June marks National Healthy Homes Month, a good opportunity to focus on the dangers of secondhand smoke on children, nonsmoking adults and pets.

As the CDC noted in a release acknowledging National Healthy Homes Month, “one way to ensure the health and safety of those in your household is to not smoke tobacco products or allow others to smoke these products inside.”

Even as cigarette use in the U.S. drops, the numbers of people exposed to secondhand smoke are staggering. CDC estimates that 58 million nonsmokers are exposed to secondhand smoke, and that secondhand smoke kills more than 400 infants and 41,000 nonsmoking adults every year.

It’s not just humans who suffer from secondhand smoke. Pets are more than twice as likely to get cancer if their owner smokes.
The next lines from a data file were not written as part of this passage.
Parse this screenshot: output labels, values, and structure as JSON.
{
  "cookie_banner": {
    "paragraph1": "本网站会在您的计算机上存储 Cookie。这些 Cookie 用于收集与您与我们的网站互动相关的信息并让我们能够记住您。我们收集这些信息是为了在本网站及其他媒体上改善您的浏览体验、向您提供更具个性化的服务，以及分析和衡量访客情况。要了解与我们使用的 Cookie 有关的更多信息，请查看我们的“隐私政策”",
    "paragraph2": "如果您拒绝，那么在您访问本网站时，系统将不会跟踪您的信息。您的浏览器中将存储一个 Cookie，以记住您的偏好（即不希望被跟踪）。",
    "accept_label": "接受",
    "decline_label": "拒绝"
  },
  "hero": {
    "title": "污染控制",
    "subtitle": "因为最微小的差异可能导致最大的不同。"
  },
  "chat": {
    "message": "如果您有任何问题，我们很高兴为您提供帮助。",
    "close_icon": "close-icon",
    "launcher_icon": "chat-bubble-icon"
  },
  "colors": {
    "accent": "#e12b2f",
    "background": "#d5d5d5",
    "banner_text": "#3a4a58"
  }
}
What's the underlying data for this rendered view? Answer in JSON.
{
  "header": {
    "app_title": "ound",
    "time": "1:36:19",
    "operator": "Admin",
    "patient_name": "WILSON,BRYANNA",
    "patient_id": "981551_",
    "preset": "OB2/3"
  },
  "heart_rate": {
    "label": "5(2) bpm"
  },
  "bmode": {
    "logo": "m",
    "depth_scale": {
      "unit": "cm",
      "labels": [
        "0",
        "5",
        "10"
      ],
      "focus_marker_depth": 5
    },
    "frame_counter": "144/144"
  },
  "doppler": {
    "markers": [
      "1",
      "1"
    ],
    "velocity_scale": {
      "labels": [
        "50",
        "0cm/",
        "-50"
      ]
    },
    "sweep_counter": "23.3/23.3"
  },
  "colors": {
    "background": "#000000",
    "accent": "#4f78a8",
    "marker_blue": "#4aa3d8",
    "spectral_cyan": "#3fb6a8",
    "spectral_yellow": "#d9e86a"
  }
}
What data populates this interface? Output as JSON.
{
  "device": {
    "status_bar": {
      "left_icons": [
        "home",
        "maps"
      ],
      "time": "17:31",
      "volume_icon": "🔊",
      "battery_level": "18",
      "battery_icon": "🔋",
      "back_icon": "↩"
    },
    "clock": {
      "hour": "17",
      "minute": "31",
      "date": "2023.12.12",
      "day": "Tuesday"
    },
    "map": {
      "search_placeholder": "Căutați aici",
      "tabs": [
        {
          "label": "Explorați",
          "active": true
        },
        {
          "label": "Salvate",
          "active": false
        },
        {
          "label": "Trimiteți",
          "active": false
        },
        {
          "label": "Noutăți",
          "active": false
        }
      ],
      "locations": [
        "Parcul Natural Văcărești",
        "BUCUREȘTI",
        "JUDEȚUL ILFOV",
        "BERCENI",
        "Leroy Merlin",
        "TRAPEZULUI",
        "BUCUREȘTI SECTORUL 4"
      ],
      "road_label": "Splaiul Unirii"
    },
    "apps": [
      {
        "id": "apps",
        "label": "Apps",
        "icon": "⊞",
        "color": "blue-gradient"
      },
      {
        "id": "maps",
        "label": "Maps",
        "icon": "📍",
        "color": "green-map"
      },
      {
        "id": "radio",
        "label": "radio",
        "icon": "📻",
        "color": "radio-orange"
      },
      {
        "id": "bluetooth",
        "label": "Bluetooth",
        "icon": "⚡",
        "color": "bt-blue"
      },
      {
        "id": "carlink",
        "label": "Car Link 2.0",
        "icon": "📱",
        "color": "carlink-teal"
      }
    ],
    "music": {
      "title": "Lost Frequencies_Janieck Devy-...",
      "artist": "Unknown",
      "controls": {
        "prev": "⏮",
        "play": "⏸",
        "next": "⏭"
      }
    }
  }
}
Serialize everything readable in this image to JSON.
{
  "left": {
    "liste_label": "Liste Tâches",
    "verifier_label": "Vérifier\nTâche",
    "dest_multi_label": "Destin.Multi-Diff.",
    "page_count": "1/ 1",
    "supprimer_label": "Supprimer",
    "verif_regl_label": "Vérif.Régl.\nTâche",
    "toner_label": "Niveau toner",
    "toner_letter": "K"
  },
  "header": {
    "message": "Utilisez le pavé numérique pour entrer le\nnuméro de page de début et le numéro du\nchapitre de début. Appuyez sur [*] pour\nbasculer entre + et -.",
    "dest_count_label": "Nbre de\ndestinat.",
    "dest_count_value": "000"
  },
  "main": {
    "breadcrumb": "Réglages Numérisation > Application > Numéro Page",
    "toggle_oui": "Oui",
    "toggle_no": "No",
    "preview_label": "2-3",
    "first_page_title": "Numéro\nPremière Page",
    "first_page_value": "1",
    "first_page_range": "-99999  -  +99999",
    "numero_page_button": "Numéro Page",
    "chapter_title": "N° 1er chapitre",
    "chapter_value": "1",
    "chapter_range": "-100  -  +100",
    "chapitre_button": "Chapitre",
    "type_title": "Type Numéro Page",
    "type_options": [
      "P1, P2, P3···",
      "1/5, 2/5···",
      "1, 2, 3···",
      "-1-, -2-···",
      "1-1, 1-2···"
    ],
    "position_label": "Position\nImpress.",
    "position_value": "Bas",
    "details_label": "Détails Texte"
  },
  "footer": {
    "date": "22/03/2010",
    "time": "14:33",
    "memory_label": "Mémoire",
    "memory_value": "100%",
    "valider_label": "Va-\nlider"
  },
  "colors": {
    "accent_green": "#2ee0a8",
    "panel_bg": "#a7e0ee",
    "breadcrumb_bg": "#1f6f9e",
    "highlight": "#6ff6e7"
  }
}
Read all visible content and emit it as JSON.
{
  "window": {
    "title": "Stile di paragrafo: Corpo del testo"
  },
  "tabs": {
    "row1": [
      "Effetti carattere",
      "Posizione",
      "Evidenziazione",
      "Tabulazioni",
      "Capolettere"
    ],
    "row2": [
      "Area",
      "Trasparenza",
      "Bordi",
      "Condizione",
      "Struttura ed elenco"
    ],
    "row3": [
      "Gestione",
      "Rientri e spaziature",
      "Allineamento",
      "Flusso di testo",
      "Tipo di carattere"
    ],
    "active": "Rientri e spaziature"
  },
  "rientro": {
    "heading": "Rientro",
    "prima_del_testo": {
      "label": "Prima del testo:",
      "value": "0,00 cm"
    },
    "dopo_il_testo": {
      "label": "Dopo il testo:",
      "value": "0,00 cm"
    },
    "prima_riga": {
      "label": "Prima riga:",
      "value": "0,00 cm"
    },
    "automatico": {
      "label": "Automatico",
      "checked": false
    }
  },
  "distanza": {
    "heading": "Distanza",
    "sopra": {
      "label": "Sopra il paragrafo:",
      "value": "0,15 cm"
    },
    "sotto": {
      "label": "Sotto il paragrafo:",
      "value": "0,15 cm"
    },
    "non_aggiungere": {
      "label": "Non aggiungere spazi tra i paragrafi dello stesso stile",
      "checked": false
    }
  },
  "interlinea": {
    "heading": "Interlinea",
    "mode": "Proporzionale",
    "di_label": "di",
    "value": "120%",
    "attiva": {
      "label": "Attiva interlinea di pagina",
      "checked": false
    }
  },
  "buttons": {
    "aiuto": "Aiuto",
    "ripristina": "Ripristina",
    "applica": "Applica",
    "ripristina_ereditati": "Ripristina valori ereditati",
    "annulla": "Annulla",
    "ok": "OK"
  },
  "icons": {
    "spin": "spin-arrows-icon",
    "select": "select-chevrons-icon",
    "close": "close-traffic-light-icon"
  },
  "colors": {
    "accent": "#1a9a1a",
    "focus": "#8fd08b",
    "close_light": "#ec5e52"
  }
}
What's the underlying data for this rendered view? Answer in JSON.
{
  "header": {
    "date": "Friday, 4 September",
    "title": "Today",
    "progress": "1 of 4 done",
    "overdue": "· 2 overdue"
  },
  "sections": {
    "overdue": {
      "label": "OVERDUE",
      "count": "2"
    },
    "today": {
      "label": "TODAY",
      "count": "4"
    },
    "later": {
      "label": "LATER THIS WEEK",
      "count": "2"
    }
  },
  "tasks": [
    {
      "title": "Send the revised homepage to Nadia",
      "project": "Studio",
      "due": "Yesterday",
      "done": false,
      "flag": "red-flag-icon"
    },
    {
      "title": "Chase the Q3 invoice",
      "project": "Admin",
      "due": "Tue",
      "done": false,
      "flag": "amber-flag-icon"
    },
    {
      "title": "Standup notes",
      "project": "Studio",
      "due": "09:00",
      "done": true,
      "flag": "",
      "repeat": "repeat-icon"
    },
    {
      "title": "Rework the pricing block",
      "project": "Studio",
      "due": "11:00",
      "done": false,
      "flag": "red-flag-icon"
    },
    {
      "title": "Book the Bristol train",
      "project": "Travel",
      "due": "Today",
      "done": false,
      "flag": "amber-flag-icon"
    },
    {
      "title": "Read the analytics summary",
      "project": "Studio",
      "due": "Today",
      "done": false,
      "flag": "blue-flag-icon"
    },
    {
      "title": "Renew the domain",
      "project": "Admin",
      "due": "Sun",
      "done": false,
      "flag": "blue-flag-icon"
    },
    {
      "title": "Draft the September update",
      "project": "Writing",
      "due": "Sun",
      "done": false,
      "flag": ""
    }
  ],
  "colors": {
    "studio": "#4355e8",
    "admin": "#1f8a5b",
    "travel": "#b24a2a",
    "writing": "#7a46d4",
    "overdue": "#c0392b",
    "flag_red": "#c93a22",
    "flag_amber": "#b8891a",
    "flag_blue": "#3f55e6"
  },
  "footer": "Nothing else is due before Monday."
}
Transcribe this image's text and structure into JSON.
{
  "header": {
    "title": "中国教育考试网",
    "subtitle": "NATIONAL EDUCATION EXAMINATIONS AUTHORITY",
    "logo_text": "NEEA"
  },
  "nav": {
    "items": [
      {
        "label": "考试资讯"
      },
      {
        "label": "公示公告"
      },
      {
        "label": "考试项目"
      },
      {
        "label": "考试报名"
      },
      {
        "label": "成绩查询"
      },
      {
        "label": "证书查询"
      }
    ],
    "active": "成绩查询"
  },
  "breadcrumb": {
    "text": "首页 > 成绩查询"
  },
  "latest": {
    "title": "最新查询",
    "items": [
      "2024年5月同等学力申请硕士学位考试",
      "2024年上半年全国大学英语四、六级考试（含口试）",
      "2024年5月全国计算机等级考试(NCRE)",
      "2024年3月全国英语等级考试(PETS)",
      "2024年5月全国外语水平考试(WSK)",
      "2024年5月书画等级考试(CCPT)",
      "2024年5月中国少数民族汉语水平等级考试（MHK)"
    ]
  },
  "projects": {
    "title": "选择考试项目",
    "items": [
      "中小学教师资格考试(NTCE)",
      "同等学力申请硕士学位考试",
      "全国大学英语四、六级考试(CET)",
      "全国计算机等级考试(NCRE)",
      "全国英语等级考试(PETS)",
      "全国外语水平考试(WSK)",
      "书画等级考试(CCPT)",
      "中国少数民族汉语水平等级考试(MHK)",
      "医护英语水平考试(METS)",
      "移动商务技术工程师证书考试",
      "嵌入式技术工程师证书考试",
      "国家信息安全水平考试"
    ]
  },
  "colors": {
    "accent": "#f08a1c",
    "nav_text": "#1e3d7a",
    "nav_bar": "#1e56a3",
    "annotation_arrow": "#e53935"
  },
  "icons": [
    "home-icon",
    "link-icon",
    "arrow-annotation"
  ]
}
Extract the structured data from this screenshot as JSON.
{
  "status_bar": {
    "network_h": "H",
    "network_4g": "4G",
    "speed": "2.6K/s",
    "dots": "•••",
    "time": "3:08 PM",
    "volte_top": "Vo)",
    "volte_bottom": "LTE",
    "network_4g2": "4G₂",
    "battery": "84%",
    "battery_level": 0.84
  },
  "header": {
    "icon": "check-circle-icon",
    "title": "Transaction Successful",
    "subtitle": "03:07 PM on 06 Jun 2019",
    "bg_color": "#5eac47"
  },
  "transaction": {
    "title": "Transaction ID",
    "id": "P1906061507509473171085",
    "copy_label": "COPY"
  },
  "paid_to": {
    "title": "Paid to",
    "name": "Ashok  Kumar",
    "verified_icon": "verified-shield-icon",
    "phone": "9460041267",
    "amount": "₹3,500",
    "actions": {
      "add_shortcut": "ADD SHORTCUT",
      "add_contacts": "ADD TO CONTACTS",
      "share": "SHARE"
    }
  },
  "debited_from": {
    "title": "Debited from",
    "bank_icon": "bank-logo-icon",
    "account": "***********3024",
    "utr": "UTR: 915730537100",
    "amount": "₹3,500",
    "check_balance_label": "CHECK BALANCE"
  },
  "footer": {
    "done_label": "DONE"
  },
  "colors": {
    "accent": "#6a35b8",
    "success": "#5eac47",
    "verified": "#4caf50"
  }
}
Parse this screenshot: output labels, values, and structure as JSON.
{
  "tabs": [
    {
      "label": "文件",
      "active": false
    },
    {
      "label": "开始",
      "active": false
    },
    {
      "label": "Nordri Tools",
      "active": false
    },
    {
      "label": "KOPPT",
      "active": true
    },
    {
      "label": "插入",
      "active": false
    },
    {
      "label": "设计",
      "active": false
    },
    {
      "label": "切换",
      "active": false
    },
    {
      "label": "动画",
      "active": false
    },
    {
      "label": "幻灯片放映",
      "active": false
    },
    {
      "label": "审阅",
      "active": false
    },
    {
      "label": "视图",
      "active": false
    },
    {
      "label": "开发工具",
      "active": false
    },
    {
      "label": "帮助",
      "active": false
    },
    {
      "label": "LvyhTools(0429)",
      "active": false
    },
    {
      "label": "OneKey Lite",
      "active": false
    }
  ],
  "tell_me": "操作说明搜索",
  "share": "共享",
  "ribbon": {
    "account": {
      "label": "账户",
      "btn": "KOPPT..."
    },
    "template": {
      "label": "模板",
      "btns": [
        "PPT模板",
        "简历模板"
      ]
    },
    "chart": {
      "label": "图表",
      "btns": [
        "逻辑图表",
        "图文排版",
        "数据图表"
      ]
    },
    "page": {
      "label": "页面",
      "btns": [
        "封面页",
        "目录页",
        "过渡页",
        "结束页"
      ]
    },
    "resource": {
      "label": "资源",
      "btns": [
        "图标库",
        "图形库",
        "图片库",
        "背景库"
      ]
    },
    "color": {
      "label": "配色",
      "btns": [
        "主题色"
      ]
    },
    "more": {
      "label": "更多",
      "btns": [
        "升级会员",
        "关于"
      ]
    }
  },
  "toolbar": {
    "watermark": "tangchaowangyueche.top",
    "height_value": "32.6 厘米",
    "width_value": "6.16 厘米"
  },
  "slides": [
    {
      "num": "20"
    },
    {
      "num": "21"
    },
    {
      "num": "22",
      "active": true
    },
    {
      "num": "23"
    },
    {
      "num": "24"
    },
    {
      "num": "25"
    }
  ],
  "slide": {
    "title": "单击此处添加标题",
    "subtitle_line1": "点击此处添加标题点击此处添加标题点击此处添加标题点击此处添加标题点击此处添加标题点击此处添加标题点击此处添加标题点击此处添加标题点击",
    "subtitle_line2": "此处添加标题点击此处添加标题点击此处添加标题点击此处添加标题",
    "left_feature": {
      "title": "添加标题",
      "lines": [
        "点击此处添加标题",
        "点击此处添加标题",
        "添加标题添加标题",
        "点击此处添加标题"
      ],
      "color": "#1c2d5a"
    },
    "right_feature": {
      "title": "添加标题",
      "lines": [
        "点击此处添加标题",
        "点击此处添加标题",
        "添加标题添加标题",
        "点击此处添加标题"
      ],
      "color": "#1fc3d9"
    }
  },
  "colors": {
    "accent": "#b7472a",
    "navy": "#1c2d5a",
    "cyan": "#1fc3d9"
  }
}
An estimated 20 percent of pet owners are smokers.

Due in part to the dangers of secondhand smoke, Truth Initiative joined with The Society for Research on Nicotine & Tobacco in applauding a move by the U.S. Department of Housing and Urban Development to implement smoke-free policies in public housing while urging HUD to prioritize education and help with quitting over eviction when enforcing a ban. The policy would cover an estimated 3,100 public housing agencies. The Washington Post has estimated that “more than 228,000 of the nation’s public housing units are already smoke-free.”

HUD is currently reviewing comments on the rule, initially proposed in November 2015.